17. Juli 2026Dokument 20/2109 · WP 20Hessen
Nancy Faeser, Tobias Eckert, Karin Hartmann, Günter Rudolph, Oliver Ulloth
KennzeichnungspflichtPolizeiHessenRechtsprechungBundesverwaltungsgericht
Originaldokument (PDF)

📋 Worum geht es?

In dieser Kleinen Anfrage wird die Kennzeichnungspflicht für Polizeibeamtinnen und -beamte in Hessen thematisiert, insbesondere im Kontext einer Entscheidung des Bundesverwaltungsgerichts. Die Fragesteller bitten um eine Bewertung der rechtlichen Situation und mögliche gesetzliche Regelungen.

👥 Wer ist betroffen?

Betroffen sind Polizeibeamtinnen und -beamte in Hessen sowie die Landesregierung.

🎯 Was wird vorgeschlagen?

Die Fragesteller fragen, wie die Landesregierung die Entscheidung des Bundesverwaltungsgerichts bewertet, ob die hessische Regelung verfassungsgemäß ist und ob eine gesetzliche Regelung zur Kennzeichnungspflicht eingeführt wird.

🔎 Was wurde geantwortet?

Die Landesregierung hat festgestellt, dass eine gesetzliche Regelung zur Kennzeichnungspflicht in Hessen eingeführt wird, da die Rechtsprechung des Bundesverwaltungsgerichts einen Eingriff in das Recht auf informationelle Selbstbestimmung der Polizeibeamtinnen und -beamte feststellt.

⚡ Einordnung

Die Einführung einer gesetzlichen Regelung zur Kennzeichnungspflicht könnte sowohl Unterstützung als auch Kritik hervorrufen, insbesondere in Bezug auf die Rechte der Polizeibeamtinnen und -beamte sowie die öffentliche Wahrnehmung der Polizei.
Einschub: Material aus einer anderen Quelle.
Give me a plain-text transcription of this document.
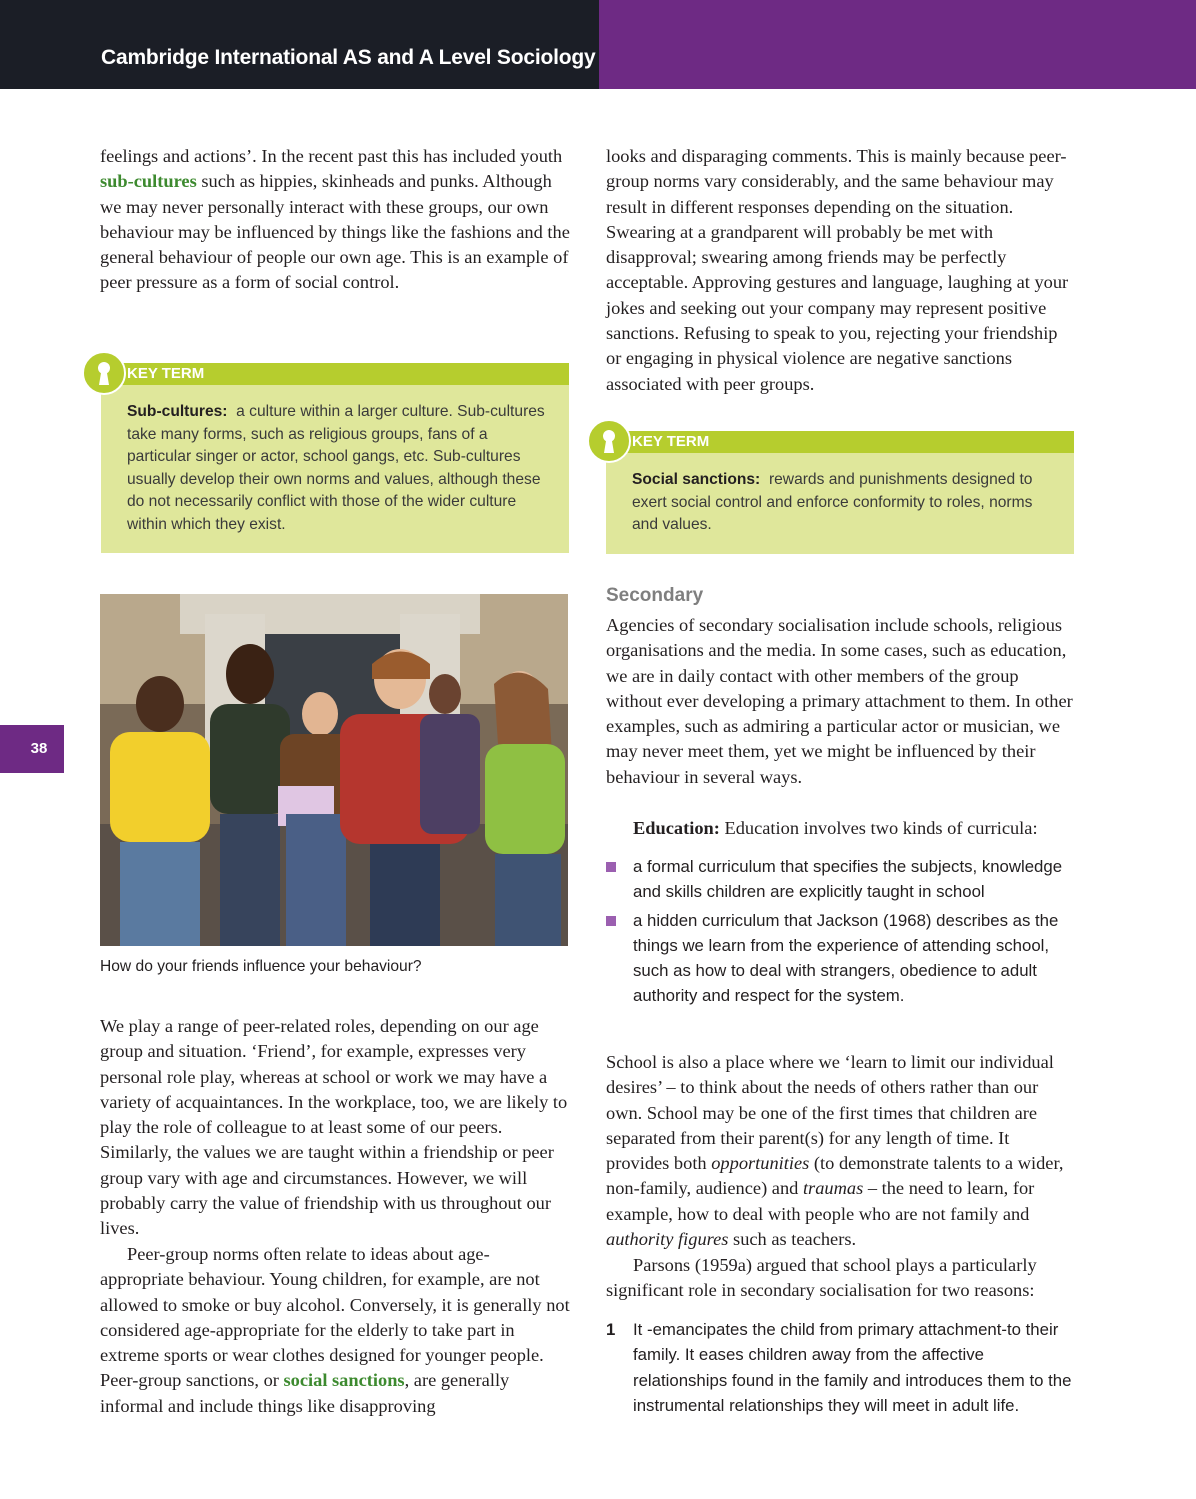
Cambridge International AS and A Level Sociology
38

feelings and actions’. In the recent past this has included youth sub-cultures such as hippies, skinheads and punks. Although we may never personally interact with these groups, our own behaviour may be influenced by things like the fashions and the general behaviour of people our own age. This is an example of peer pressure as a form of social control.

KEY TERM
Sub‐cultures: a culture within a larger culture. Sub‐cultures take many forms, such as religious groups, fans of a particular singer or actor, school gangs, etc. Sub‐cultures usually develop their own norms and values, although these do not necessarily conflict with those of the wider culture within which they exist.
How do your friends influence your behaviour?

We play a range of peer-related roles, depending on our age group and situation. ‘Friend’, for example, expresses very personal role play, whereas at school or work we may have a variety of acquaintances. In the workplace, too, we are likely to play the role of colleague to at least some of our peers. Similarly, the values we are taught within a friendship or peer group vary with age and circumstances. However, we will probably carry the value of friendship with us throughout our lives.

Peer-group norms often relate to ideas about age-appropriate behaviour. Young children, for example, are not allowed to smoke or buy alcohol. Conversely, it is generally not considered age-appropriate for the elderly to take part in extreme sports or wear clothes designed for younger people. Peer-group sanctions, or social sanctions, are generally informal and include things like disapproving

looks and disparaging comments. This is mainly because peer-group norms vary considerably, and the same behaviour may result in different responses depending on the situation. Swearing at a grandparent will probably be met with disapproval; swearing among friends may be perfectly acceptable. Approving gestures and language, laughing at your jokes and seeking out your company may represent positive sanctions. Refusing to speak to you, rejecting your friendship or engaging in physical violence are negative sanctions associated with peer groups.

KEY TERM
Social sanctions: rewards and punishments designed to exert social control and enforce conformity to roles, norms and values.
Secondary

Agencies of secondary socialisation include schools, religious organisations and the media. In some cases, such as education, we are in daily contact with other members of the group without ever developing a primary attachment to them. In other examples, such as admiring a particular actor or musician, we may never meet them, yet we might be influenced by their behaviour in several ways.

Education: Education involves two kinds of curricula:

a formal curriculum that specifies the subjects, knowledge and skills children are explicitly taught in school
a hidden curriculum that Jackson (1968) describes as the things we learn from the experience of attending school, such as how to deal with strangers, obedience to adult authority and respect for the system.

School is also a place where we ‘learn to limit our individual desires’ – to think about the needs of others rather than our own. School may be one of the first times that children are separated from their parent(s) for any length of time. It provides both opportunities (to demonstrate talents to a wider, non-family, audience) and traumas – the need to learn, for example, how to deal with people who are not family and authority figures such as teachers.

Parsons (1959a) argued that school plays a particularly significant role in secondary socialisation for two reasons:

1 It ‐emancipates the child from primary attachment‐to their family. It eases children away from the affective relationships found in the family and introduces them to the instrumental relationships they will meet in adult life.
Quelle: Hessen, Dokument 20/2109, Wahlperiode 20, eingereicht 23. Januar 2020

Quelle im Parlamentssystem

Diese Zusammenfassung wurde mit Hilfe künstlicher Intelligenz erstellt und dient ausschließlich Informationszwecken. Für rechtsverbindliche Auskünfte konsultieren Sie bitte das Originaldokument.